Filmmaker: What are we to take from Jep’s failures in life?
Sorrentino: It’s very much a film about the time flowing and with the flowing of time, the time that we end up wasting in our lives. That’s why it becomes burdensome and we are all dealing with the aspect of death. But through this fatigue, this weight of our life on all of us, we somehow give dignity to the life that we are living.
Filmmaker: After watching the film, should we feel happy about the state of Rome today?
Sorrentino: Yes and no, actually. No, because it could be better than it is. And yes, because behind the world, which is portrayed in the film, which is vulgar and decadent and cheap, there is indeed beauty in Rome. But you wouldn’t find it in one day. So if you want to come, you have to spend some time there in order to find the beauty.
I think the film tries to express the present time. That was my ideal of course, and then this is done by reinventing reality and fictionalizing it. But, of course, as often happens through fantasy and invention, you can find truth in a way.
Italy has often been a country with millions of opportunities that have been missed along the way.
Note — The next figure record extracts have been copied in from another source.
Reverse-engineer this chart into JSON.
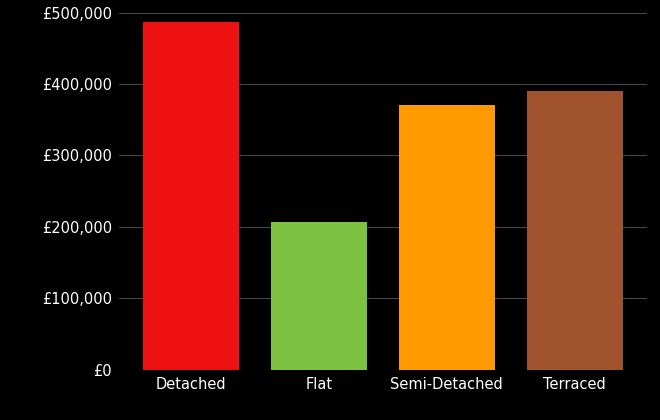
{
  "categories": [
    "Detached",
    "Flat",
    "Semi-Detached",
    "Terraced"
  ],
  "values": [
    487000,
    207000,
    370000,
    390000
  ],
  "bar_colors": [
    "#ee1111",
    "#7dc142",
    "#ff9900",
    "#a0522d"
  ],
  "background_color": "#000000",
  "text_color": "#ffffff",
  "grid_color": "#555555",
  "ylim": [
    0,
    500000
  ],
  "yticks": [
    0,
    100000,
    200000,
    300000,
    400000,
    500000
  ],
  "bar_width": 0.75,
  "tick_fontsize": 10.5,
  "figsize": [
    6.6,
    4.2
  ],
  "dpi": 100
}
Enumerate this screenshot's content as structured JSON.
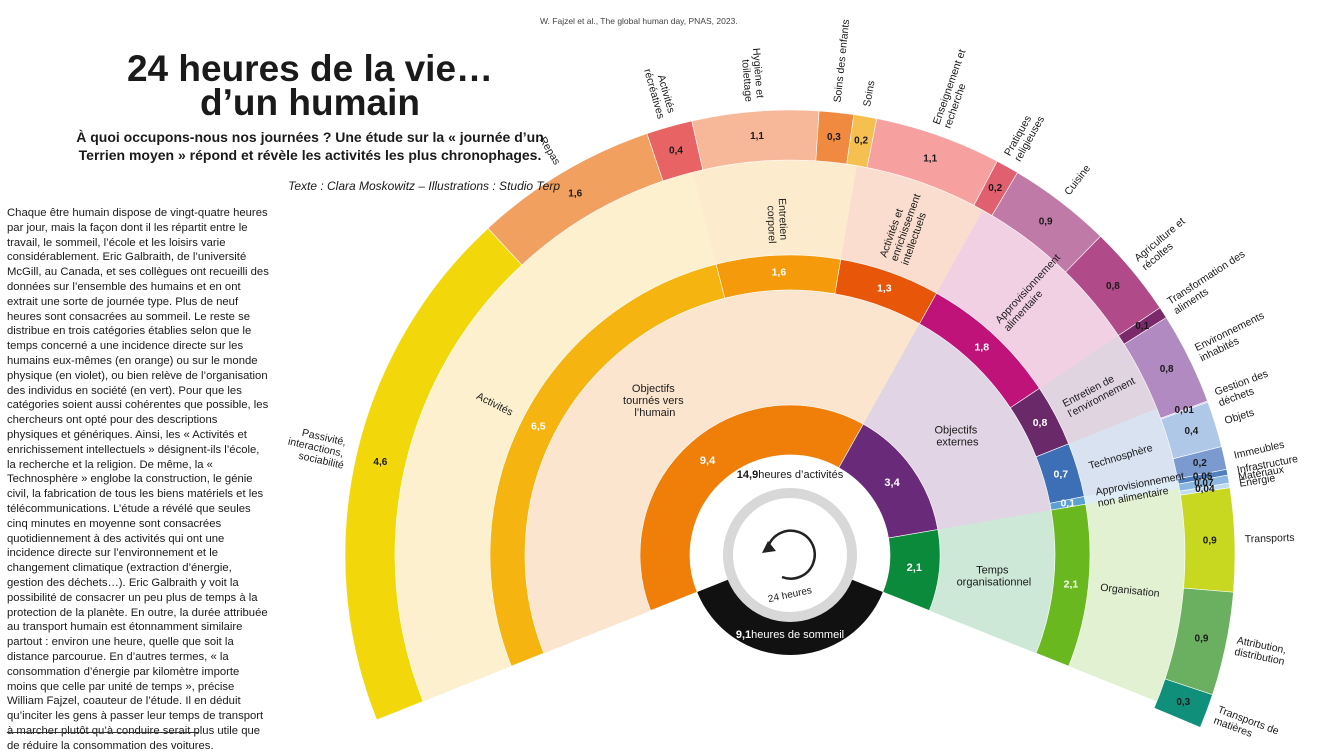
{
  "chart_data": {
    "type": "sunburst",
    "title": [
      "24 heures de la vie…",
      "d’un humain"
    ],
    "subtitle": [
      "À quoi occupons-nous nos journées ? Une étude sur la « journée d’un",
      "Terrien moyen » répond et révèle les activités les plus chronophages."
    ],
    "credit": "Texte : Clara Moskowitz – Illustrations : Studio Terp",
    "source": "W. Fajzel et al., The global human day, PNAS, 2023.",
    "awake": {
      "value": 14.9,
      "value_label": "14,9",
      "text": "heures d’activités"
    },
    "sleep": {
      "value": 9.1,
      "value_label": "9,1",
      "text": "heures de sommeil",
      "color": "#111111"
    },
    "clock_label": "24 heures",
    "groups": [
      {
        "name": "Objectifs tournés vers l’humain",
        "value": 9.4,
        "value_label": "9,4",
        "color": "#f07f0a",
        "children": [
          {
            "name": "Activités",
            "value": 6.5,
            "value_label": "6,5",
            "color": "#f5b40f",
            "children": [
              {
                "name": "Passivité, interactions, sociabilité",
                "value": 4.6,
                "value_label": "4,6",
                "color": "#f2d80a"
              },
              {
                "name": "Repas",
                "value": 1.6,
                "value_label": "1,6",
                "color": "#f2a060"
              },
              {
                "name": "Activités récréatives",
                "value": 0.4,
                "value_label": "0,4",
                "color": "#e86464"
              }
            ]
          },
          {
            "name": "Entretien corporel",
            "value": 1.6,
            "value_label": "1,6",
            "color": "#f59a0a",
            "children": [
              {
                "name": "Hygiène et toilettage",
                "value": 1.1,
                "value_label": "1,1",
                "color": "#f7b89a"
              },
              {
                "name": "Soins des enfants",
                "value": 0.3,
                "value_label": "0,3",
                "color": "#f08a40"
              },
              {
                "name": "Soins",
                "value": 0.2,
                "value_label": "0,2",
                "color": "#f5c050"
              }
            ]
          },
          {
            "name": "Activités et enrichissement intellectuels",
            "value": 1.3,
            "value_label": "1,3",
            "color": "#e8560a",
            "children": [
              {
                "name": "Enseignement et recherche",
                "value": 1.1,
                "value_label": "1,1",
                "color": "#f7a0a0"
              },
              {
                "name": "Pratiques religieuses",
                "value": 0.2,
                "value_label": "0,2",
                "color": "#e06070"
              }
            ]
          }
        ]
      },
      {
        "name": "Objectifs externes",
        "value": 3.4,
        "value_label": "3,4",
        "color": "#6a2a7a",
        "children": [
          {
            "name": "Approvisionnement alimentaire",
            "value": 1.8,
            "value_label": "1,8",
            "color": "#c0137a",
            "children": [
              {
                "name": "Cuisine",
                "value": 0.9,
                "value_label": "0,9",
                "color": "#c07aa8"
              },
              {
                "name": "Agriculture et récoltes",
                "value": 0.8,
                "value_label": "0,8",
                "color": "#b04a88"
              },
              {
                "name": "Transformation des aliments",
                "value": 0.1,
                "value_label": "0,1",
                "color": "#7a2a6a"
              }
            ]
          },
          {
            "name": "Entretien de l’environnement",
            "value": 0.8,
            "value_label": "0,8",
            "color": "#6a2a6a",
            "children": [
              {
                "name": "Environnements inhabités",
                "value": 0.8,
                "value_label": "0,8",
                "color": "#b08ac0"
              },
              {
                "name": "Gestion des déchets",
                "value": 0.01,
                "value_label": "0,01",
                "color": "#c8b0d8"
              }
            ]
          },
          {
            "name": "Technosphère",
            "value": 0.7,
            "value_label": "0,7",
            "color": "#3c6fb5",
            "children": [
              {
                "name": "Objets",
                "value": 0.4,
                "value_label": "0,4",
                "color": "#b0c8e8"
              },
              {
                "name": "Immeubles",
                "value": 0.2,
                "value_label": "0,2",
                "color": "#7a9ad0"
              },
              {
                "name": "Infrastructure",
                "value": 0.05,
                "value_label": "0,05",
                "color": "#5080c0"
              }
            ]
          },
          {
            "name": "Approvisionnement non alimentaire",
            "value": 0.1,
            "value_label": "0,1",
            "color": "#5aa0d0",
            "children": [
              {
                "name": "Matériaux",
                "value": 0.07,
                "value_label": "0,07",
                "color": "#8ab8e0"
              },
              {
                "name": "Énergie",
                "value": 0.04,
                "value_label": "0,04",
                "color": "#c0dcf0"
              }
            ]
          }
        ]
      },
      {
        "name": "Temps organisationnel",
        "value": 2.1,
        "value_label": "2,1",
        "color": "#0a8a3a",
        "children": [
          {
            "name": "Organisation",
            "value": 2.1,
            "value_label": "2,1",
            "color": "#6ab820",
            "children": [
              {
                "name": "Transports",
                "value": 0.9,
                "value_label": "0,9",
                "color": "#c8d820"
              },
              {
                "name": "Attribution, distribution",
                "value": 0.9,
                "value_label": "0,9",
                "color": "#6ab060"
              },
              {
                "name": "Transports de matières",
                "value": 0.3,
                "value_label": "0,3",
                "color": "#10907a"
              }
            ]
          }
        ]
      }
    ]
  },
  "article": "Chaque être humain dispose de vingt-quatre heures par jour, mais la façon dont il les répartit entre le travail, le sommeil, l’école et les loisirs varie considérablement. Eric Galbraith, de l’université McGill, au Canada, et ses collègues ont recueilli des données sur l’ensemble des humains et en ont extrait une sorte de journée type. Plus de neuf heures sont consacrées au sommeil. Le reste se distribue en trois catégories établies selon que le temps concerné a une incidence directe sur les humains eux-mêmes (en orange) ou sur le monde physique (en violet), ou bien relève de l’organisation des individus en société (en vert). Pour que les catégories soient aussi cohérentes que possible, les chercheurs ont opté pour des descriptions physiques et génériques. Ainsi, les « Activités et enrichissement intellectuels » désignent-ils l’école, la recherche et la religion. De même, la « Technosphère » englobe la construction, le génie civil, la fabrication de tous les biens matériels et les télécommunications. L’étude a révélé que seules cinq minutes en moyenne sont consacrées quotidiennement à des activités qui ont une incidence directe sur l’environnement et le changement climatique (extraction d’énergie, gestion des déchets…). Eric Galbraith y voit la possibilité de consacrer un peu plus de temps à la protection de la planète. En outre, la durée attribuée au transport humain est étonnamment similaire partout : environ une heure, quelle que soit la distance parcourue. En d’autres termes, « la consommation d’énergie par kilomètre importe moins que celle par unité de temps », précise William Fajzel, coauteur de l’étude. Il en déduit qu’inciter les gens à passer leur temps de transport à marcher plutôt qu’à conduire serait plus utile que de réduire la consommation des voitures."
}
And that’s why Jep is missing out on his opportunities. He’s wasting his talents and missing out on his life in doing so.
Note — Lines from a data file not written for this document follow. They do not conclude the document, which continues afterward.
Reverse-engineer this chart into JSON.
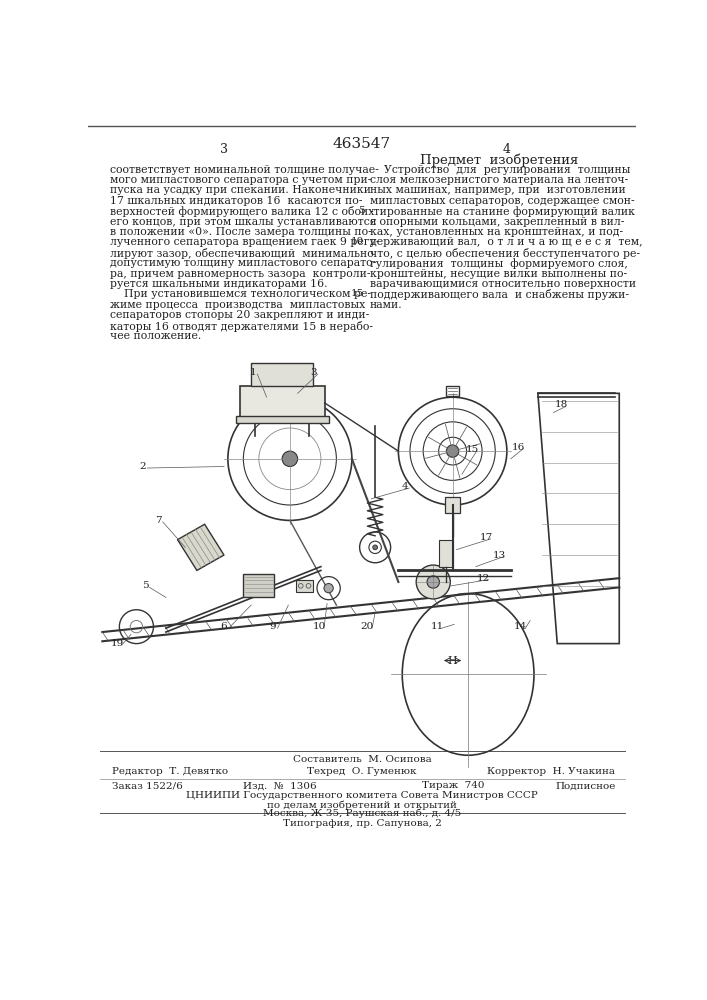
{
  "page_color": "#ffffff",
  "patent_number": "463547",
  "page_left": "3",
  "page_right": "4",
  "title_right": "Предмет  изобретения",
  "left_text": [
    "соответствует номинальной толщине получае-",
    "мого мипластового сепаратора с учетом при-",
    "пуска на усадку при спекании. Наконечники",
    "17 шкальных индикаторов 16  касаются по-",
    "верхностей формирующего валика 12 с обоих",
    "его концов, при этом шкалы устанавливаются",
    "в положении «0». После замера толщины по-",
    "лученного сепаратора вращением гаек 9 регу-",
    "лируют зазор, обеспечивающий  минимально",
    "допустимую толщину мипластового сепарато-",
    "ра, причем равномерность зазора  контроли-",
    "руется шкальными индикаторами 16.",
    "    При установившемся технологическом ре-",
    "жиме процесса  производства  мипластовых",
    "сепараторов стопоры 20 закрепляют и инди-",
    "каторы 16 отводят держателями 15 в нерабо-",
    "чее положение."
  ],
  "right_text": [
    "    Устройство  для  регулирования  толщины",
    "слоя мелкозернистого материала на ленточ-",
    "ных машинах, например, при  изготовлении",
    "мипластовых сепараторов, содержащее смон-",
    "-тированные на станине формирующий валик",
    "с опорными кольцами, закрепленный в вил-",
    "ках, установленных на кронштейнах, и под-",
    "держивающий вал,  о т л и ч а ю щ е е с я  тем,",
    "что, с целью обеспечения бесступенчатого ре-",
    "гулирования  толщины  формируемого слоя,",
    "кронштейны, несущие вилки выполнены по-",
    "варачивающимися относительно поверхности",
    "поддерживающего вала  и снабжены пружи-",
    "нами."
  ],
  "footer_comp": "Составитель  М. Осипова",
  "footer_editor": "Редактор  Т. Девятко",
  "footer_tech": "Техред  О. Гуменюк",
  "footer_corrector": "Корректор  Н. Учакина",
  "footer_order": "Заказ 1522/6",
  "footer_issue": "Изд.  №  1306",
  "footer_print": "Тираж  740",
  "footer_sub": "Подписное",
  "footer_org": "ЦНИИПИ Государственного комитета Совета Министров СССР",
  "footer_dept": "по делам изобретений и открытий",
  "footer_addr": "Москва, Ж-35, Раушская наб., д. 4/5",
  "footer_print2": "Типография, пр. Сапунова, 2",
  "lc": "#222222",
  "draw_lc": "#333333"
}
There’s one thing that I like about Rome that was stated by Napoleon: that from sublime to pathetic is only one step away. And in Rome there’s a constant shifting between sublime and pathetic.
Filmmaker: Your films also go quickly from sublime to pathetic. What do you find so interesting in the grotesque?
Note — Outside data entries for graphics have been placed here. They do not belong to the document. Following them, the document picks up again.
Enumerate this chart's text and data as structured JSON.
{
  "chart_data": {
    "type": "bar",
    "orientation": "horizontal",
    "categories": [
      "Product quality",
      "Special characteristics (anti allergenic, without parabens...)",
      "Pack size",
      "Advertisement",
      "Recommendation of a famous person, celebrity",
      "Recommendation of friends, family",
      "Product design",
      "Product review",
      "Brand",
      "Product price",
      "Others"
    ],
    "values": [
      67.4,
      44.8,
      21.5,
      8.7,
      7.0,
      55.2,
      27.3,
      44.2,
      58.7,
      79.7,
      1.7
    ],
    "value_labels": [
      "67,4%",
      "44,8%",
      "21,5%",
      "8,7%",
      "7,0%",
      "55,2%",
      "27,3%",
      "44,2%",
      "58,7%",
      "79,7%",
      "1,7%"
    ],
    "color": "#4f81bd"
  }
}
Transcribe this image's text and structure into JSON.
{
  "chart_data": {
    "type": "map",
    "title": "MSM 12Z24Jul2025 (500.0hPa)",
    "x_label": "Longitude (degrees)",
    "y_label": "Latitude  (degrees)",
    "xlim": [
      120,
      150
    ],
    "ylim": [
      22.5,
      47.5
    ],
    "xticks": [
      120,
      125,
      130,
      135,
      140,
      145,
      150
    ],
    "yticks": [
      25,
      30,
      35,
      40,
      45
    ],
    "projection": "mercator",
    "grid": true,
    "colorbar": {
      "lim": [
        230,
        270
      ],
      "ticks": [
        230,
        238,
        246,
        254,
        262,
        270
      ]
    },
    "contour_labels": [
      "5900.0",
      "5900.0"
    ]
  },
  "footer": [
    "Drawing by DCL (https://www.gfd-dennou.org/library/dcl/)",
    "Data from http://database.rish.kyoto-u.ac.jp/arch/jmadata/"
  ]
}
Sorrentino: I cannot honestly answer that. I don’t know why but I like it. I like grotesque film. It’s like asking somebody why do you prefer white wine or red wine. There’s no answer to it.
But if you think about it, it’s something that we all like at the end of the day. If we had the best ballerina in the world performing in a beautiful dance at the moment, and then she suddenly stumbled and became clumsy, we would all remember that moment when she failed and made herself grotesque and not at her best performance.
So I just wait for people to stumble.
Filmmaker: Director of photography Luca Bigazzi’s images stick with us long after watching the film. What was it like collaborating with him this time around?
Sorrentino: Well, it was a long process actually. I had one idea that was very clear in my mind: I wanted the lights to move in the film. I liked very much this idea. So either the lights were moving or the characters moved in and out of the lights all the time. And it was quite funny to see behind the scenes the director of photography moving around with the lights, instead of having a light source and him moving around.
Filmmaker Magazine: What did you learn from making this film?
Sorrentino: I’m afraid you never learn from experience, but experiences can be very funny. Luckily, from my point of view you cannot capitalize on filmmaking. There’s no connection between what you do before and what you do after. It’s just a simple, single, wonderful experience that has no influence on what you do afterward. That’s my point of view. You can just make films and they become a beautiful memory, but you don’t learn from them.
And I can say because I’ve seen this from experience, that when a director says, “I’m going to do this because I’ve done this already and I know it works,” he’s making a mistake.